Kanzlerin in Jerusalem Merkel besorgt über israelische Siedlungspolitik

Berlin/Jerusalem · Bei den siebten deutsch-israelischen Regierungskonsultationen beschließen die beiden Kabinette in Jerusalem die Gründung eines Jugendwerks.

Es klang wie das Eingeständnis tiefgreifender Meinungsunterschiede, als Bundeskanzlerin Angela Merkel am Rande der deutsch-israelischen Regierungskonsultationen in Jerusalem einerseits von einer „guten Partnerschaft“ sprach, andererseits jedoch hinzufügte, dass diese durchaus „kritische Diskussionen aushält“. Die Gesprächstermine der Kanzlerin und ihrer Minister mit ihren israelischen Amtskollegen hatten also zumindest in Teilen den Charakter von Belastungstests.

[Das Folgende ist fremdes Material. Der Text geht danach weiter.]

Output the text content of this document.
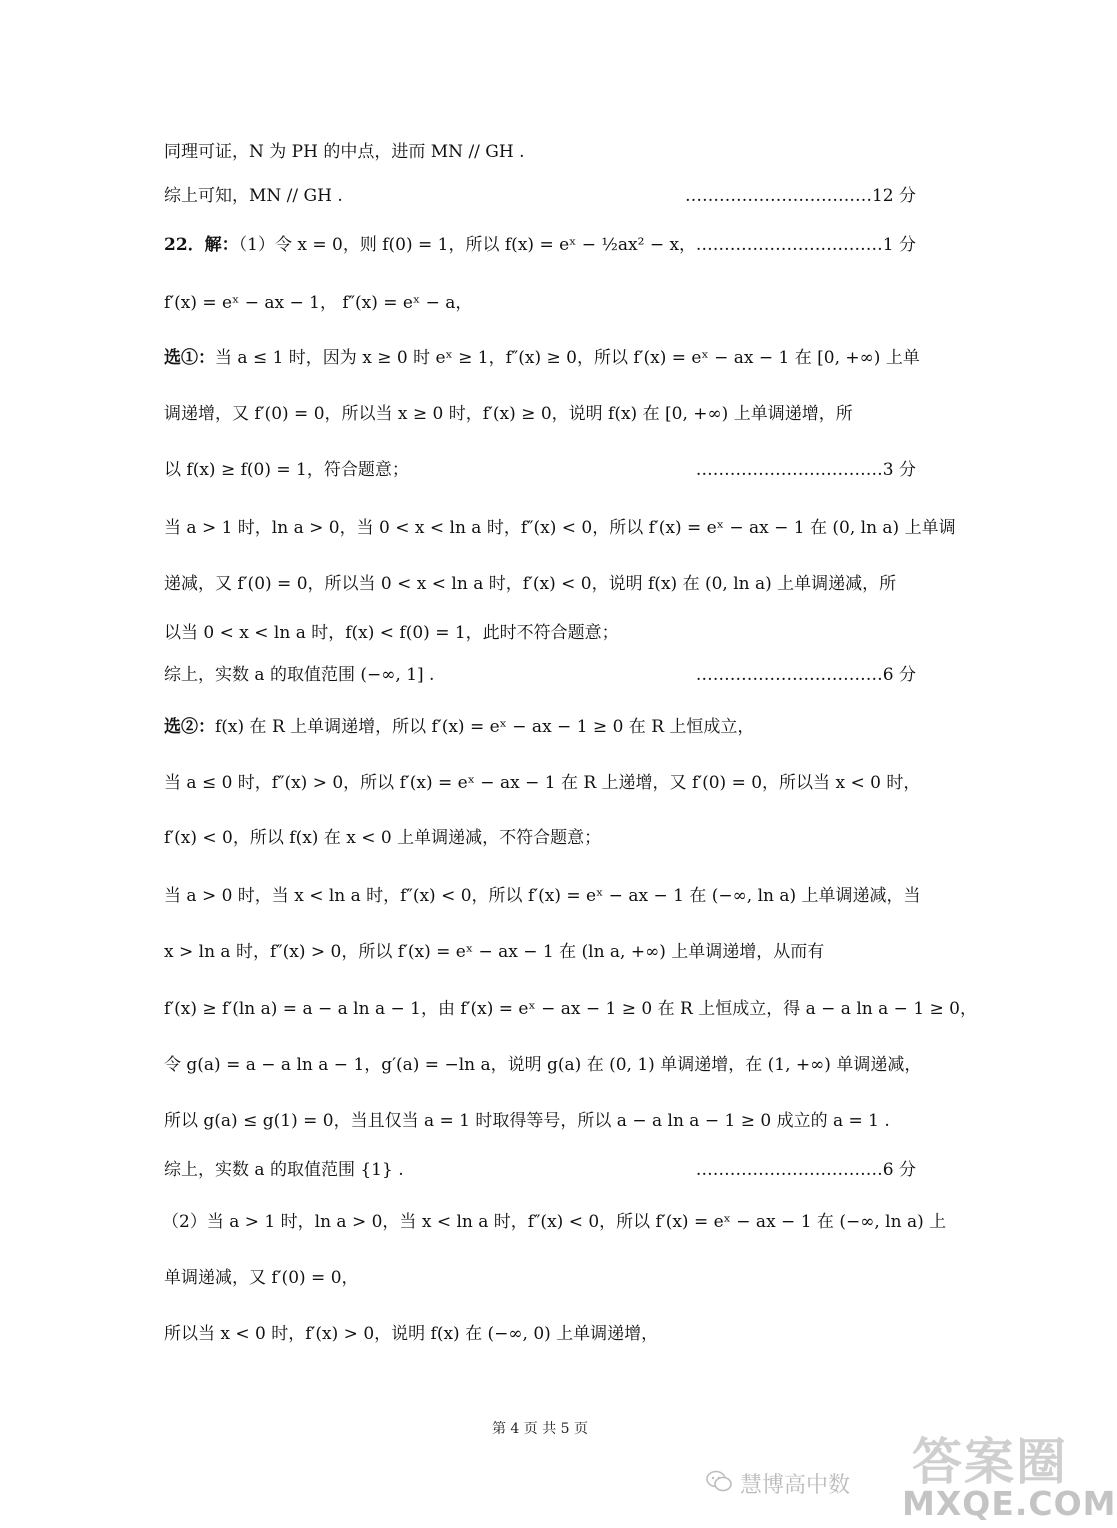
同理可证，N 为 PH 的中点，进而 MN // GH .
综上可知，MN // GH .	……………………………12 分
22．解：（1）令 x = 0，则 f(0) = 1，所以 f(x) = eˣ − ½ax² − x， ……………………………1 分
f′(x) = eˣ − ax − 1， f″(x) = eˣ − a，
选①：当 a ≤ 1 时，因为 x ≥ 0 时 eˣ ≥ 1，f″(x) ≥ 0，所以 f′(x) = eˣ − ax − 1 在 [0, +∞) 上单
调递增，又 f′(0) = 0，所以当 x ≥ 0 时，f′(x) ≥ 0，说明 f(x) 在 [0, +∞) 上单调递增，所
以 f(x) ≥ f(0) = 1，符合题意；	……………………………3 分
当 a > 1 时，ln a > 0，当 0 < x < ln a 时，f″(x) < 0，所以 f′(x) = eˣ − ax − 1 在 (0, ln a) 上单调
递减，又 f′(0) = 0，所以当 0 < x < ln a 时，f′(x) < 0，说明 f(x) 在 (0, ln a) 上单调递减，所
以当 0 < x < ln a 时，f(x) < f(0) = 1，此时不符合题意；
综上，实数 a 的取值范围 (−∞, 1] .	……………………………6 分
选②：f(x) 在 R 上单调递增，所以 f′(x) = eˣ − ax − 1 ≥ 0 在 R 上恒成立，
当 a ≤ 0 时，f″(x) > 0，所以 f′(x) = eˣ − ax − 1 在 R 上递增，又 f′(0) = 0，所以当 x < 0 时，
f′(x) < 0，所以 f(x) 在 x < 0 上单调递减，不符合题意；
当 a > 0 时，当 x < ln a 时，f″(x) < 0，所以 f′(x) = eˣ − ax − 1 在 (−∞, ln a) 上单调递减，当
x > ln a 时，f″(x) > 0，所以 f′(x) = eˣ − ax − 1 在 (ln a, +∞) 上单调递增，从而有
f′(x) ≥ f′(ln a) = a − a ln a − 1，由 f′(x) = eˣ − ax − 1 ≥ 0 在 R 上恒成立，得 a − a ln a − 1 ≥ 0，
令 g(a) = a − a ln a − 1，g′(a) = −ln a，说明 g(a) 在 (0, 1) 单调递增，在 (1, +∞) 单调递减，
所以 g(a) ≤ g(1) = 0，当且仅当 a = 1 时取得等号，所以 a − a ln a − 1 ≥ 0 成立的 a = 1 .
综上，实数 a 的取值范围 {1} .	……………………………6 分
（2）当 a > 1 时，ln a > 0，当 x < ln a 时，f″(x) < 0，所以 f′(x) = eˣ − ax − 1 在 (−∞, ln a) 上
单调递减，又 f′(0) = 0，
所以当 x < 0 时，f′(x) > 0，说明 f(x) 在 (−∞, 0) 上单调递增，
第 4 页 共 5 页
慧博高中数 答案圈
MXQE.COM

Dabei fiel es der Kanzlerin überhaupt nicht schwer, auch die deutsche Verantwortung erneut in den Mittelpunkt zu stellen. Sie legte in Yad Vashem, der Gedenkstätte für sechs Millionen ermordete Juden, einen Kranz nieder und erinnerte im Gästebuch an die Pogromnacht vor fast 80 Jahren. „Daraus erwächst die immerwährende Verantwortung Deutschlands, an dieses Verbrechen zu erinnern und Antisemitismus, Fremdenfeindlichkeit, Hass und Gewalt entgegenzutreten,“ fügte sie hinzu. Zugleich verwies die Kanzlerin darauf, dass es wieder „blühendes jüdisches Leben“ in Deutschland gebe, das inzwischen „Teil der Identität Deutschlands“ geworden sei. Die Universität Haifa verlieh der Kanzlerin für ihr deutsch-israelisches Engagement die Ehrendoktorwürde. Bei einer Diskussion mit Studenten sagte Merkel, dass sie von der Gefährdung Israels durch eine atomare Bewaffnung des Irans „sehr, sehr überzeugt“ sei.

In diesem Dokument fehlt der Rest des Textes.